I love the FULL album experience

This point isn't exclusive to CDs — it applies to all physical media. You'd get the same result from a CD, tape, or vinyl, so it's relevant here.
But let me set the scene a little. I've loved this band for 17 years now. I know all their albums back to front. I know an embarrassing amount of trivia about them. I used to have their posters on my wall from 2009-2015. But when I bought "Origin of Symmetry" by Muse on vinyl, I learned a brand new fact.
I was reading the inserts — you know, the fine print text on the inside of the album artwork — and I discovered that the organ on one of the tracks was recorded at a church in the city I call my home. I went on an impromptu walk and played music tourist, ogling the pipe organ in question.
How cool is that? If I'd never bought that album, I would never have discovered that tidbit of information. Because I never owned the CD — I just stole my dad's to import the files onto my iPod Nano — I didn't take that extra step and peruse the insert.
It makes me wonder: how much else have I missed?

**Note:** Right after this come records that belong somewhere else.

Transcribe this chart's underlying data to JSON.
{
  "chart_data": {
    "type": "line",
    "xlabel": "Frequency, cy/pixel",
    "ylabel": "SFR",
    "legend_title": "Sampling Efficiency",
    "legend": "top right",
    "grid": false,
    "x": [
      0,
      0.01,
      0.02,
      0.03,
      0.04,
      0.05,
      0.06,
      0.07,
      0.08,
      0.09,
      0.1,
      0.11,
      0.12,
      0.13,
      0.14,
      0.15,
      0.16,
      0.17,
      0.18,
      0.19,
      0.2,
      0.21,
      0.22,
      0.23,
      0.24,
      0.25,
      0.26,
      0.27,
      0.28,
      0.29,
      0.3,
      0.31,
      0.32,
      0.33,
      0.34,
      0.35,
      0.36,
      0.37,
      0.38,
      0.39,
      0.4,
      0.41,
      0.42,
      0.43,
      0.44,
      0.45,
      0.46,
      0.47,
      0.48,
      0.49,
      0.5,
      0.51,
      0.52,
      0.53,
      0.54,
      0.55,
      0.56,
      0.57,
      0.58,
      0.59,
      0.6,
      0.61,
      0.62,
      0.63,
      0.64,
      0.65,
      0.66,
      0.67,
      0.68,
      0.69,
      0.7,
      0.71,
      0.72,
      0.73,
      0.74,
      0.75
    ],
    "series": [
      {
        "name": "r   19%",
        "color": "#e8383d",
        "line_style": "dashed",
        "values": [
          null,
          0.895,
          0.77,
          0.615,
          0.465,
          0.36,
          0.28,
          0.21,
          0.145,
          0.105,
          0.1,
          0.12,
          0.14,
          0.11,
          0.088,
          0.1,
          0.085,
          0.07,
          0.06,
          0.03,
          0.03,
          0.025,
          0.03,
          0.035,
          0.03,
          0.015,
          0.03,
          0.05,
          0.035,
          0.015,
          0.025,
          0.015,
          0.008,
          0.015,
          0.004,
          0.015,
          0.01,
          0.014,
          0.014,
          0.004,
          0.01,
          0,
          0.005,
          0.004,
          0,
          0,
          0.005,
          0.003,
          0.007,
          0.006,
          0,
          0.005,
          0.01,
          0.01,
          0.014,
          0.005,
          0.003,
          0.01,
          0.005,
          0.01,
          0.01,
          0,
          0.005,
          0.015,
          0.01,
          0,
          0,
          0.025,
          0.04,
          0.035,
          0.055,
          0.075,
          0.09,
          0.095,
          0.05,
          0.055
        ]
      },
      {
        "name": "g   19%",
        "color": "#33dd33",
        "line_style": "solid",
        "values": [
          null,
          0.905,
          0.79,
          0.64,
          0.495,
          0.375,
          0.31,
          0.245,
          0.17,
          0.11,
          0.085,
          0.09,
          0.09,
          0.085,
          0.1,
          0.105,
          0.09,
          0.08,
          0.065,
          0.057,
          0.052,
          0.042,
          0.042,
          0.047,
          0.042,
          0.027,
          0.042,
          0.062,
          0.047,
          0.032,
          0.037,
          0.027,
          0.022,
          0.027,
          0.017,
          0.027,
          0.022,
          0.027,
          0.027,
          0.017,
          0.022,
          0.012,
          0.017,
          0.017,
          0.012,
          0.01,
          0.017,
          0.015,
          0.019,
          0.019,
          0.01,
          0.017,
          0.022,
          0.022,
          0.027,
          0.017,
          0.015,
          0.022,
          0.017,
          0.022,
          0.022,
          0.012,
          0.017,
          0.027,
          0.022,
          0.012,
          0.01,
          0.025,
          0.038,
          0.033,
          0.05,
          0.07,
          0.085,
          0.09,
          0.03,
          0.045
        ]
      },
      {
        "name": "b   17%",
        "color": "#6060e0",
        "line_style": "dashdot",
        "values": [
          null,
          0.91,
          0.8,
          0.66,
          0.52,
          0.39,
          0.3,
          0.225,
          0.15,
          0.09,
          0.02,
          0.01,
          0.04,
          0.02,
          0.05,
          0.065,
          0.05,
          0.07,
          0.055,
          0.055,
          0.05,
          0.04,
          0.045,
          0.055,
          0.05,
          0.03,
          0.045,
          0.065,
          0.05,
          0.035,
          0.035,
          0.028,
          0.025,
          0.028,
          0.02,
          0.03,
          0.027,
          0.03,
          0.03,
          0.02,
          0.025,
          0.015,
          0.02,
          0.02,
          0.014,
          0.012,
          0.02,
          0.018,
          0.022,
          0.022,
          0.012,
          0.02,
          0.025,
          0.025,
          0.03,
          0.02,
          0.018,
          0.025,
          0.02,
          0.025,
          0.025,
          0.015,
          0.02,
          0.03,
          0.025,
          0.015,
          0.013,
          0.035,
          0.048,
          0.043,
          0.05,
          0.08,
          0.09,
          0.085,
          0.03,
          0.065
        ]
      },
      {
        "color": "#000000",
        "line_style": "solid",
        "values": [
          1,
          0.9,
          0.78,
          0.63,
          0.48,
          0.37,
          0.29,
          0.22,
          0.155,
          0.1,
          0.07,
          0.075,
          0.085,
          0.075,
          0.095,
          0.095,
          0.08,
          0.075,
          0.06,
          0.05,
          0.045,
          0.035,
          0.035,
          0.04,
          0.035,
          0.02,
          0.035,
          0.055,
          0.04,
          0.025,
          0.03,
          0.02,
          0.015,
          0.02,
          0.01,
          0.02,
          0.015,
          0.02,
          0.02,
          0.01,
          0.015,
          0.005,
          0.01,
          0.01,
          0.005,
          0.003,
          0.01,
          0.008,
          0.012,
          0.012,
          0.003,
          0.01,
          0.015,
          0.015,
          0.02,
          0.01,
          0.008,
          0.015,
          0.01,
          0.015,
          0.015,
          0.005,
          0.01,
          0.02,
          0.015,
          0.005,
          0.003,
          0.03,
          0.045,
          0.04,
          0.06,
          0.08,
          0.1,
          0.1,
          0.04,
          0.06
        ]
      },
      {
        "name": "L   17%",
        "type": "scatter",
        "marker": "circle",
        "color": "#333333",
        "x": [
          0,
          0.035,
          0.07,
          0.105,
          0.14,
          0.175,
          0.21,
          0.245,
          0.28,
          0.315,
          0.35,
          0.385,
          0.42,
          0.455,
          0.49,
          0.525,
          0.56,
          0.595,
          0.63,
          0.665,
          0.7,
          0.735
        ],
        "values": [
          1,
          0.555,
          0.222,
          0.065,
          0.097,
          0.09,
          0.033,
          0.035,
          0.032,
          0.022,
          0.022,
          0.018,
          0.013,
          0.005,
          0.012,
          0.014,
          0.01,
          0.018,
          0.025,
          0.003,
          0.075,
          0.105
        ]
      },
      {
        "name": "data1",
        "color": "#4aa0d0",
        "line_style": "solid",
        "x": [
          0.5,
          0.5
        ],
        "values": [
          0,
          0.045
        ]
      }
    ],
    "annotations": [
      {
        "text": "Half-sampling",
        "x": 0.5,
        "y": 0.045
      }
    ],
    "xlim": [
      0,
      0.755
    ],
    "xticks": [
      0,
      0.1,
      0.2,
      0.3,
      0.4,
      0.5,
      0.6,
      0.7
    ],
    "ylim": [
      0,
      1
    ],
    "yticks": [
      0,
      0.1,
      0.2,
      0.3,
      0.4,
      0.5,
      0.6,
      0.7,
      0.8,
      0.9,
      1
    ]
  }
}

Maybe the drums on Foo Fighters' "Sonic Highways" were recorded in my apartment building? Perhaps the vocals on Katy Perry's tween classic "One of the Boys" were actually performed in my elementary school? This is good information that we're losing.
No distractions and no AI-generated playlists or algorithms
Imagine how artists feel — they pour their entire creative souls into a project, only for it to fail because some binary code deemed it non-trendy.
You know the feeling: picking up your phone with the intention of putting on a playlist or album, but getting distracted by a random, unimportant push notification and then falling into a doom-scrolling rabbit hole. I've been there. We've all been there.
But that's not the case with a CD player. You're fully in the moment. It's all about the music, just as the artist intended.
Albums take years to write, record, master, and produce, and when you combine the tangible CD, the insert detailing everyone who worked on the record, and the whole listening experience, it almost feels like you're closer to the artist themselves. This is how the musician intended it.

Besides, I'm kind of sick of living my life to appease an algorithm. Imagine how artists feel — they pour their entire creative souls into a project, only for it to fail because some binary code deemed it non-trendy.
Sure, it's a challenge to get noticed in a record store overflowing with CDs by musicians just as talented and special as everyone else, but at least it feels more genuine. When looking through CDs, at least there's a human element to it.
Perhaps the artwork or album name catches your eye; perhaps its location beside one of your favorite CDs inspires you to take a risk on it; perhaps your stomach lurches just as your finger meets its plastic casing. Perhaps all three, and then it's kismet.
This is the kind of connection we're missing with streaming. Everything's on demand. Everything's fighting for dominance. There's nothing permanent about it, and that's why I'm committed to the CD resurgence. This Gen Z says bring it on. I'm ready.